Началась моя двухнедельная полоса отдыха и сплошных испытаний. Но не скажу, что мне это все надоедало – было очень интересно ходить за лошадьми на покосе, свозить сено в копны, и хоть у меня не сразу все выходило, я чувствовал, что моя помощь нужна дяде, которого лучше было бы конечно звать дедом Сергеем. Он начал снова строиться. И непонятно становилось, в который раз он возводит себе дом, пятый, десятый, но мужики понимая, что сейчас без такого труда он просто не может, помогали все, кто не был занят на сплаве и пока шёл лес. Брёвна для дома были. Хорошие, просушенные они аккуратно вылёживали на берегу свой нужный срок. Видно, дядя давно задумал ставить себе дом здесь, среди природы, вдали от города с его непонятными привычками и законами. Воспитанный лесом, дядя Сергей привык к одиночеству. Профессиональный охотник по пушному зверю, он слишком много времени провёл на охоте, чтобы жить среди людей как те, кто не знал, что такое лесное уединение.

Сплавщики на лошадях подвозили брёвна и начинали их ошкуривать. Меня тоже позвали к этому ответственному делу, хотя я и впервые держал в руках скобу для такой трудной обработки брёвен. Сидя на тёплой от солнца длинной лесине, с ожесточением соскребал коричневую душистую кору, обнажая ослепительно белое тело ствола бывшей сосны. Колени, руки покрылись древесной пылью и мелкой стружкой, спина горела от пота под палящими лучами солнца. К полудню большая часть брёвен была подготовлена и дед, видя мои успехи, отправил меня делать дранку – готовить огромные плоские щепы, раскалывая большие чурбаки тяжеленным колуном. Есть такой специальный русский топор. И здесь я мало-мальски, но научился этой работе. Чего же можно было ожидать от рослого, но всё ж подростка? Начали ставить стены – дядя послал меня собирать мох к небольшому, но глубокому озерцу, блестевшему тёмнотой воды среди камышей неподалеку от нашего поселения. Возле него было много влажного мха среди невысоких кочек. Собранный мох потом сушили, чтобы прокладывать между бревен. Помнится, я заготовил и перетаскал этой влажной травы целую пропасть, но дядя всё говорил мало, мало.
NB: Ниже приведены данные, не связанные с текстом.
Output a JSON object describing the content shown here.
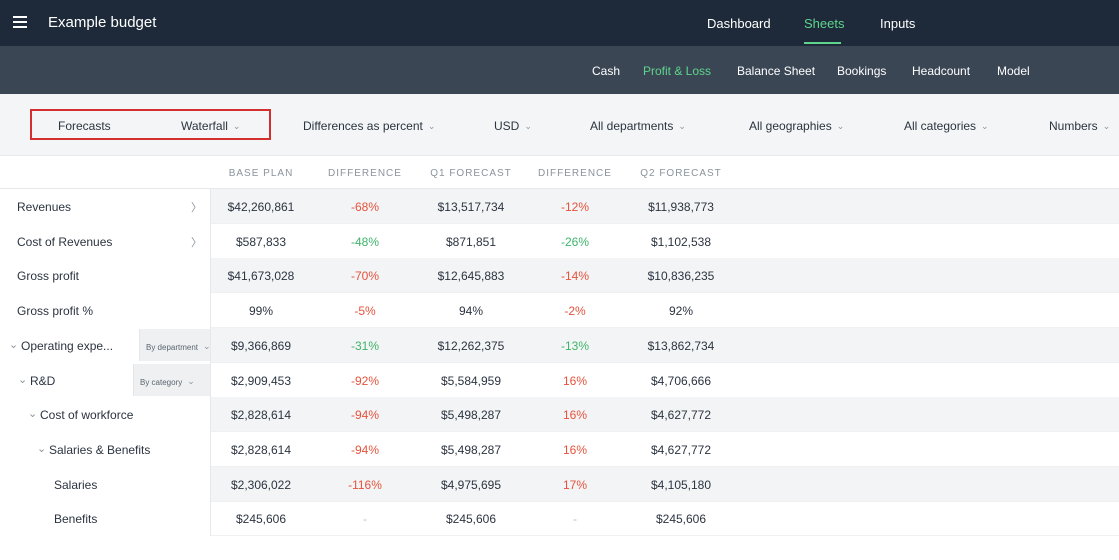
{
  "app": {
    "title": "Example budget"
  },
  "top_nav": [
    {
      "label": "Dashboard"
    },
    {
      "label": "Sheets"
    },
    {
      "label": "Inputs"
    }
  ],
  "sub_nav": [
    {
      "label": "Cash"
    },
    {
      "label": "Profit & Loss"
    },
    {
      "label": "Balance Sheet"
    },
    {
      "label": "Bookings"
    },
    {
      "label": "Headcount"
    },
    {
      "label": "Model"
    }
  ],
  "filters": {
    "forecasts": "Forecasts",
    "waterfall": "Waterfall",
    "differences": "Differences as percent",
    "currency": "USD",
    "departments": "All departments",
    "geographies": "All geographies",
    "categories": "All categories",
    "numbers": "Numbers"
  },
  "table": {
    "columns": [
      "BASE PLAN",
      "DIFFERENCE",
      "Q1 FORECAST",
      "DIFFERENCE",
      "Q2 FORECAST"
    ],
    "rows": [
      {
        "label": "Revenues",
        "cells": [
          "$42,260,861",
          "-68%",
          "$13,517,734",
          "-12%",
          "$11,938,773"
        ]
      },
      {
        "label": "Cost of Revenues",
        "cells": [
          "$587,833",
          "-48%",
          "$871,851",
          "-26%",
          "$1,102,538"
        ]
      },
      {
        "label": "Gross profit",
        "cells": [
          "$41,673,028",
          "-70%",
          "$12,645,883",
          "-14%",
          "$10,836,235"
        ]
      },
      {
        "label": "Gross profit %",
        "cells": [
          "99%",
          "-5%",
          "94%",
          "-2%",
          "92%"
        ]
      },
      {
        "label": "Operating expe...",
        "dropdown": "By department",
        "cells": [
          "$9,366,869",
          "-31%",
          "$12,262,375",
          "-13%",
          "$13,862,734"
        ]
      },
      {
        "label": "R&D",
        "dropdown": "By category",
        "cells": [
          "$2,909,453",
          "-92%",
          "$5,584,959",
          "16%",
          "$4,706,666"
        ]
      },
      {
        "label": "Cost of workforce",
        "cells": [
          "$2,828,614",
          "-94%",
          "$5,498,287",
          "16%",
          "$4,627,772"
        ]
      },
      {
        "label": "Salaries & Benefits",
        "cells": [
          "$2,828,614",
          "-94%",
          "$5,498,287",
          "16%",
          "$4,627,772"
        ]
      },
      {
        "label": "Salaries",
        "cells": [
          "$2,306,022",
          "-116%",
          "$4,975,695",
          "17%",
          "$4,105,180"
        ]
      },
      {
        "label": "Benefits",
        "cells": [
          "$245,606",
          "-",
          "$245,606",
          "-",
          "$245,606"
        ]
      }
    ]
  },
  "colors": {
    "topbar": "#1e2a3a",
    "subnav": "#3b4655",
    "accent_green": "#5fd58b",
    "negative": "#e5533d",
    "positive": "#3fb36b",
    "highlight_box": "#d32f2f"
  },
  "icons": {
    "menu": "hamburger-menu-icon",
    "chevron": "chevron-down-icon",
    "expand": "chevron-right-icon",
    "collapse": "chevron-down-icon"
  }
}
Его действительно было мало – он настолько высыхал, что из огромной кучи принесенного мха, оставалась лишь небольшая часть.

В этом озере водились неплохие, тёмно-золотистые с серебринкой, караси. Я их добывал с помощью мордушки – сетки, сплетенной из ивняка и видом похожей на кувшин. Бросал в неё хлеб и опускал на ночь в глубину, как научил меня дядя Сергей. А к утру в ней уже плескалось до полутора десятков рыб. Ко второй неделе моего гостевания на запани вода в реке поднялась и я развлекался катанием на лодке-плоскодонке среди подтопленных деревьев,

И вдруг однажды на ветвях большого ильма (есть на Дальнем Востоке такая порода деревьев) увидел змею. Огромный полоз Шренка тихо шелестел среди высохших сучьев, но почуяв опасность, быстро пополз вглубь дерева, чтобы скрыться в большом дупле. Потом, когда я рассказал бабке Фёкле о том, что видел красивую змею с ярка-оранжевыми полосами и попытался ее поймать, она пришла в неописуемое негодование.